Bisnis.com, JAKARTA - Peluncuran Indonesia Crude Palm Oil Indeks (ICPOI) dipandang sebagai tonggak awal untuk menjadikan indeks sebagai harga acuan nasional hingga internasional, kendati dinilai masih sulit untuk menjadi referensi global.
Ketua Bidang Otonomi Daerah Gapki Kacuk Sumarto mengatakan bahwa harga acuan ini bisa menjadi alternatif dari dua bursa sebelumnya yakni Rotterdam dan Malaysia.
"Istilah bersaing mungkin dikesampingkan dulu. Tetapi, jika akuntabilitasnya tinggi, maka akan bisa jadi rujukan secara alamiah,” kata Kacuk dalam peluncuran ICPOI, Kamis (12/4/2018).
Staf Ahli Bidang Perdagangan Jasa Kemendag Lasminingsih berpandangan, terobosan PT IKI menarik di tengah dinamika dan transformasi komoditas CPO. “Indonesia sudah saatnya punya kedaulatan. Membuat daya tawar sebagai price taker di tingkat pemasaran regional dan global,” papar Lasminingsih.
Menurutnya, CPO sangat prospektif dalam perdagangan komoditas ke depan.
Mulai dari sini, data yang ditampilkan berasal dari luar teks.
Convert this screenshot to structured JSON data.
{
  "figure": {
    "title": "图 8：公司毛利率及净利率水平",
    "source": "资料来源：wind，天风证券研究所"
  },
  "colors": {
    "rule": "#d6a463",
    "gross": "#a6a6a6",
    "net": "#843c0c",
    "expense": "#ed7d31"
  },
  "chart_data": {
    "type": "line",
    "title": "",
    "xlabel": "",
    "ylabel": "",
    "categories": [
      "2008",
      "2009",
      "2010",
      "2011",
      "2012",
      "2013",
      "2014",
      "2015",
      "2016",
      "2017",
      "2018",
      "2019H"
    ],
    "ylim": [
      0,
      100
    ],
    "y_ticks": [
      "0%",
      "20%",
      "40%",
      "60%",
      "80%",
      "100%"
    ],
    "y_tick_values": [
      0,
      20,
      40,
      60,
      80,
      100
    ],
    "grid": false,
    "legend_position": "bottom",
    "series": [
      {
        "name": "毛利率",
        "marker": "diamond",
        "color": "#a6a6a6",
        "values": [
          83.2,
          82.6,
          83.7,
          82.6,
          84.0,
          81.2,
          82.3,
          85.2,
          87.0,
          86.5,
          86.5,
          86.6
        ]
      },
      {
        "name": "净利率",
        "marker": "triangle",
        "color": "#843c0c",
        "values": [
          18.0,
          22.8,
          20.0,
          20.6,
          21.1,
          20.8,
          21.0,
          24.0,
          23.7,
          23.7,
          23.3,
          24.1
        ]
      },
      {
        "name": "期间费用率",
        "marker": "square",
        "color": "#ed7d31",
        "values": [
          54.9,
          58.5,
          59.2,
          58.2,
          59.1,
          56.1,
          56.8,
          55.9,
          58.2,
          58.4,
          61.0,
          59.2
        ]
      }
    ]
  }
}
Dalam 10 tahun terakhir, telah ada peningkatan produksi hingga 54% dari 90,62 juta ton pada 2007 menjadi 197 juta ton di 2017.
CPO dinilai mampu menjawab peningkatan permintaan minyak nabati dunia sebagaimana data FAO yang menunjukkan bahwa permintaan komoditas itu pada 2050 akan mencapai 361 juta ton seiring dengan pertumbuhan populasi dunia.
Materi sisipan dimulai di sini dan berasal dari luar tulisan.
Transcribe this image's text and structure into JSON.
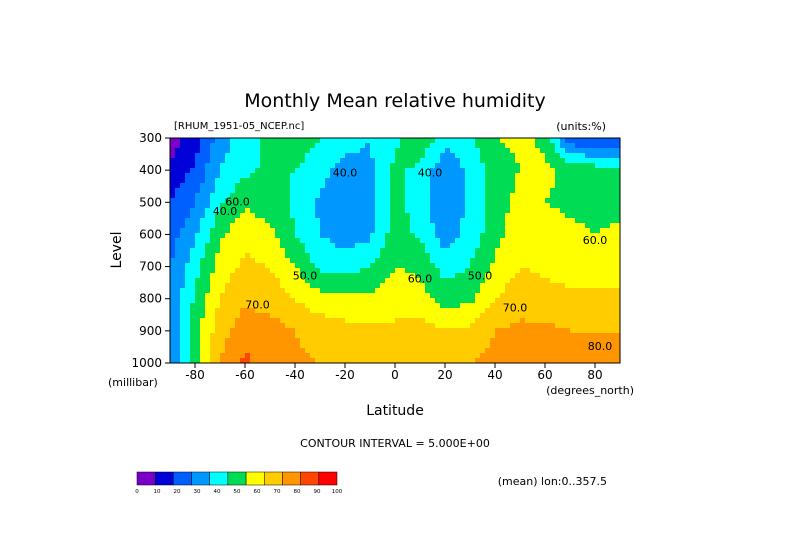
{
  "chart_data": {
    "type": "heatmap",
    "title": "Monthly Mean relative humidity",
    "file_label": "[RHUM_1951-05_NCEP.nc]",
    "units_label": "(units:%)",
    "xlabel": "Latitude",
    "ylabel": "Level",
    "x_unit_label": "(degrees_north)",
    "y_unit_label": "(millibar)",
    "xlim": [
      -90,
      90
    ],
    "ylim": [
      1000,
      300
    ],
    "x_ticks": [
      -80,
      -60,
      -40,
      -20,
      0,
      20,
      40,
      60,
      80
    ],
    "x_tick_labels": [
      "-80",
      "-60",
      "-40",
      "-20",
      "0",
      "20",
      "40",
      "60",
      "80"
    ],
    "y_ticks": [
      300,
      400,
      500,
      600,
      700,
      800,
      900,
      1000
    ],
    "y_tick_labels": [
      "300",
      "400",
      "500",
      "600",
      "700",
      "800",
      "900",
      "1000"
    ],
    "contour_interval_text": "CONTOUR INTERVAL = 5.000E+00",
    "averaging_text": "(mean) lon:0..357.5",
    "colorbar": {
      "ticks": [
        "0",
        "10",
        "20",
        "30",
        "40",
        "50",
        "60",
        "70",
        "80",
        "90",
        "100"
      ],
      "colors": [
        "#7a00c8",
        "#0000d8",
        "#0060ff",
        "#0098ff",
        "#00ffff",
        "#00dd55",
        "#ffff00",
        "#ffcc00",
        "#ff9600",
        "#ff4600",
        "#ff0000"
      ]
    },
    "contour_labels": [
      {
        "text": "40.0",
        "lat": -20,
        "level": 420
      },
      {
        "text": "40.0",
        "lat": 14,
        "level": 420
      },
      {
        "text": "40.0",
        "lat": -68,
        "level": 540
      },
      {
        "text": "60.0",
        "lat": -63,
        "level": 510
      },
      {
        "text": "50.0",
        "lat": -36,
        "level": 740
      },
      {
        "text": "60.0",
        "lat": 10,
        "level": 750
      },
      {
        "text": "50.0",
        "lat": 34,
        "level": 740
      },
      {
        "text": "70.0",
        "lat": -55,
        "level": 830
      },
      {
        "text": "70.0",
        "lat": 48,
        "level": 840
      },
      {
        "text": "60.0",
        "lat": 80,
        "level": 630
      },
      {
        "text": "80.0",
        "lat": 82,
        "level": 960
      }
    ],
    "field": {
      "lat": [
        -90,
        -80,
        -70,
        -60,
        -50,
        -40,
        -30,
        -20,
        -10,
        0,
        10,
        20,
        30,
        40,
        50,
        60,
        70,
        80,
        90
      ],
      "levels": [
        300,
        400,
        500,
        600,
        700,
        800,
        900,
        1000
      ],
      "values": [
        [
          4,
          15,
          35,
          45,
          54,
          56,
          50,
          44,
          40,
          48,
          58,
          44,
          48,
          60,
          62,
          58,
          22,
          20,
          18
        ],
        [
          12,
          22,
          40,
          48,
          52,
          50,
          44,
          36,
          38,
          52,
          48,
          32,
          42,
          56,
          60,
          62,
          58,
          55,
          52
        ],
        [
          20,
          30,
          48,
          58,
          55,
          48,
          38,
          32,
          36,
          52,
          46,
          30,
          42,
          55,
          63,
          60,
          58,
          58,
          56
        ],
        [
          25,
          38,
          58,
          68,
          62,
          50,
          40,
          35,
          38,
          55,
          48,
          35,
          44,
          56,
          68,
          64,
          62,
          60,
          62
        ],
        [
          30,
          46,
          65,
          72,
          70,
          60,
          48,
          46,
          50,
          60,
          58,
          45,
          50,
          62,
          70,
          68,
          66,
          64,
          66
        ],
        [
          30,
          52,
          70,
          78,
          76,
          70,
          64,
          62,
          62,
          66,
          64,
          56,
          58,
          70,
          76,
          74,
          72,
          72,
          72
        ],
        [
          30,
          55,
          76,
          86,
          84,
          80,
          76,
          74,
          72,
          72,
          74,
          70,
          72,
          80,
          82,
          82,
          80,
          80,
          80
        ],
        [
          30,
          58,
          80,
          92,
          86,
          82,
          80,
          76,
          74,
          74,
          78,
          78,
          80,
          84,
          84,
          90,
          86,
          84,
          84
        ]
      ]
    }
  }
}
“CPO bisa menjawab itu [permintaan CPO] karena produktivitas sawit tinggi, yaitu 4 ton per hektare, lebih tinggi sekitar 4—10 kali lipat dibandingkan dengan produksi minyak nabati lainnya,” lanjutnya.
Lasminisngsih menambahkan, CPO dan turunannya berperan penting dalam perekonomian Indonesia mengingat komoditas perkebunan tersebut merupakan salah satu dari komoditas unggulan Indonesia.
"CPO memiliki kontribusi sebanyak 14,9% dari ekspor nonmigas dan 13,5% dari total ekspor Indonesia," ujarnya.
Kendati demikian, ada tantangan yang perlu diperhatikan oleh pelaku industri dalam menetapkan teknik yang berkelanjutan ditengah isu pihak internasional, terutama Uni Eropa yang kerap menuding industri CPO Indonesia 'bukan produk yang berkelanjutan'.